No account of the excavations at Gamla would be complete without speaking about its unique director, Shmarya Gutmann. Now 82, with little and late formal archaeological training, Shmarya has become a legend. As a self-made archaeologist, he is a somewhat controversial figure in Israeli archaeology, but a much-admired public figure.
Born in Scotland to Russian immigrant parents, Gutmann came to Palestine when he was just three. Since age 17, he has lived at Kibbutz Na’an, where, most of the time, he has been a farmer. A Zionist activist since the 1930s, Gutmann served as an emissary to Jewish communities in Eastern Europe before the Second World War, encouraging them to emigrate to Palestine before it was too late. Before the state of Israel was established in 1948, Gutmann held high positions in military intelligence, heading a top-secret unit of the Haganah, the military arm of the pre-state Jewish settlement. Later he conducted confidential diplomatic negotiations for the new state and succeeded in rescuing and bringing to Israel large numbers of Iraqi Jews.
Like a Pied Piper, he led thousands of young people on hikes to all areas of the country, sharing his devotion to the land. Some of these trips took him to the unexcavated fortress and palaces of Masada. He returned again and again over ten years to survey the mountain site, eventually discovering the ancient Snake Path used by the Jewish defenders to reach the summit.
When in 1963 the late Yigael Yadin launched his massive effort to excavate Masada, Gutmann became part of Yadin’s team, and it was he who uncovered the famous inscribed sherds, thought to be the lots drawn before the mass suicide of the Jewish defenders.
After the Six-Day War in 1967, Jewish settlement of the Golan was renewed.
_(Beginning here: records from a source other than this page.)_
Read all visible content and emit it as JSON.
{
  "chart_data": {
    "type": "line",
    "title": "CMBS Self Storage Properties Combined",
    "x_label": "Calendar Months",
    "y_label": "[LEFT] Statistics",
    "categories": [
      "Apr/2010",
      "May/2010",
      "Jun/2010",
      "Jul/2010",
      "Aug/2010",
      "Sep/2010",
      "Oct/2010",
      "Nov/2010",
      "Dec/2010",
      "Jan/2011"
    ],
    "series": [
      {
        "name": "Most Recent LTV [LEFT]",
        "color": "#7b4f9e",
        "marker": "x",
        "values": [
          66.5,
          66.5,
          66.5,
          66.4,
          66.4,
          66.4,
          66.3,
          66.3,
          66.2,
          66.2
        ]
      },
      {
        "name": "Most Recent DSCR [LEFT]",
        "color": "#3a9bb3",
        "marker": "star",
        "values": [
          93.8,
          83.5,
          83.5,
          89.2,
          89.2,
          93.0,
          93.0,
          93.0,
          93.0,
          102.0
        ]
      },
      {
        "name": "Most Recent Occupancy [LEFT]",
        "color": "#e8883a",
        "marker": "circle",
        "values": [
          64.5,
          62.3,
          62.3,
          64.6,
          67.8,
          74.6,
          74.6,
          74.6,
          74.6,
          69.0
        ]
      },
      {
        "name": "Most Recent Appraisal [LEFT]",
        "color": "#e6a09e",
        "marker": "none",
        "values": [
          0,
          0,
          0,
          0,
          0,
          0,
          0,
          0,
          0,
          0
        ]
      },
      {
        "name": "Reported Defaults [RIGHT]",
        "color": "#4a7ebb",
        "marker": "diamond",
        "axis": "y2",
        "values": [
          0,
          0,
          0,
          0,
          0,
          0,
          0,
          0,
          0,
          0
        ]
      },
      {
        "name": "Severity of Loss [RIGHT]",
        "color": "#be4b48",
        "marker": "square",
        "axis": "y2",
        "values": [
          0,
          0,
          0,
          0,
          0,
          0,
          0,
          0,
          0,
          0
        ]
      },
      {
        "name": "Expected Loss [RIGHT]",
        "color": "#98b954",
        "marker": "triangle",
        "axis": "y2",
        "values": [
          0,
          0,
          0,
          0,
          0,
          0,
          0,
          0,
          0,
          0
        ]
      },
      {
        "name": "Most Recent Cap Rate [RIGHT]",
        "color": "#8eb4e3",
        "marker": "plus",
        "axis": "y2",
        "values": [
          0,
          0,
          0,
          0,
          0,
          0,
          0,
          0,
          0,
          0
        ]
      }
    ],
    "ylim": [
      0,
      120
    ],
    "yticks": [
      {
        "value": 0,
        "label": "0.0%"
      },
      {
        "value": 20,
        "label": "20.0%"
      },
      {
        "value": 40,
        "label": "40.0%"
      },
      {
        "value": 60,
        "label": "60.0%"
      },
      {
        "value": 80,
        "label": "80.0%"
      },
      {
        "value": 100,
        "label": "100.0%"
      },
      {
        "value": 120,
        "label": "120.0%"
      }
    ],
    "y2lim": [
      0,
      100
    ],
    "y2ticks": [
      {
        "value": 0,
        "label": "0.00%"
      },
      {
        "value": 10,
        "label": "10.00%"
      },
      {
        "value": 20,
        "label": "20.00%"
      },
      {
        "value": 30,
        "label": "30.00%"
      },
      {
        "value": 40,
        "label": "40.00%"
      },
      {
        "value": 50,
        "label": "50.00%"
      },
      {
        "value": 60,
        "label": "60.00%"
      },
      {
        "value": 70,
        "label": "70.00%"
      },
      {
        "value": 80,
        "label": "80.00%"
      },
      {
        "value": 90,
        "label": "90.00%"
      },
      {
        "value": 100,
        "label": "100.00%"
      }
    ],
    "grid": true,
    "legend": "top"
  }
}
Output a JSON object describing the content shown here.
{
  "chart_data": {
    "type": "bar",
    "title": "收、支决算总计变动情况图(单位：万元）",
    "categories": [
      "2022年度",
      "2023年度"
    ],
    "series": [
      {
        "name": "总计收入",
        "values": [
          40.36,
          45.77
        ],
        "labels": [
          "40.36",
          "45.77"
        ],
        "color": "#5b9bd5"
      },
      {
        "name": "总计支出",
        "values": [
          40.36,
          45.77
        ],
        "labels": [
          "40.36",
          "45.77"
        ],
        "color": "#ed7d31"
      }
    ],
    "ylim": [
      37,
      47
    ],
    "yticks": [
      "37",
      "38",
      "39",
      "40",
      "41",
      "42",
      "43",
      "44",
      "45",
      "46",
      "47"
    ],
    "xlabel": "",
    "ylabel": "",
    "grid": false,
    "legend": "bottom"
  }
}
An interest in the Jewish past on the Golan spurred efforts to locate Gamla. In 1968 a survey of the area was conducted by the Israel Nature Reserves Authority. One of the surveyors, a young kibbutznik named Yitzhaki Gal reached the very rock where Josephus may have stood watching the battle of Gamla. Looking at the spur in front of him and comparing that to Josephus’ description, Gal, not quite believing himself, proposed that the site was Gamla.
Shmarya Gutmann determined to raise Gamla from its ruins. For over six years he searched for funding until in 1976 the committee of the Golan settlements—now the regional council—provided the necessary financial support to start the excavation. Today, as work continues, Gutmann is more convinced than ever that Gamla is a missing link in the history of the First Jewish Revolt against Rome and a site of no less significance than Masada.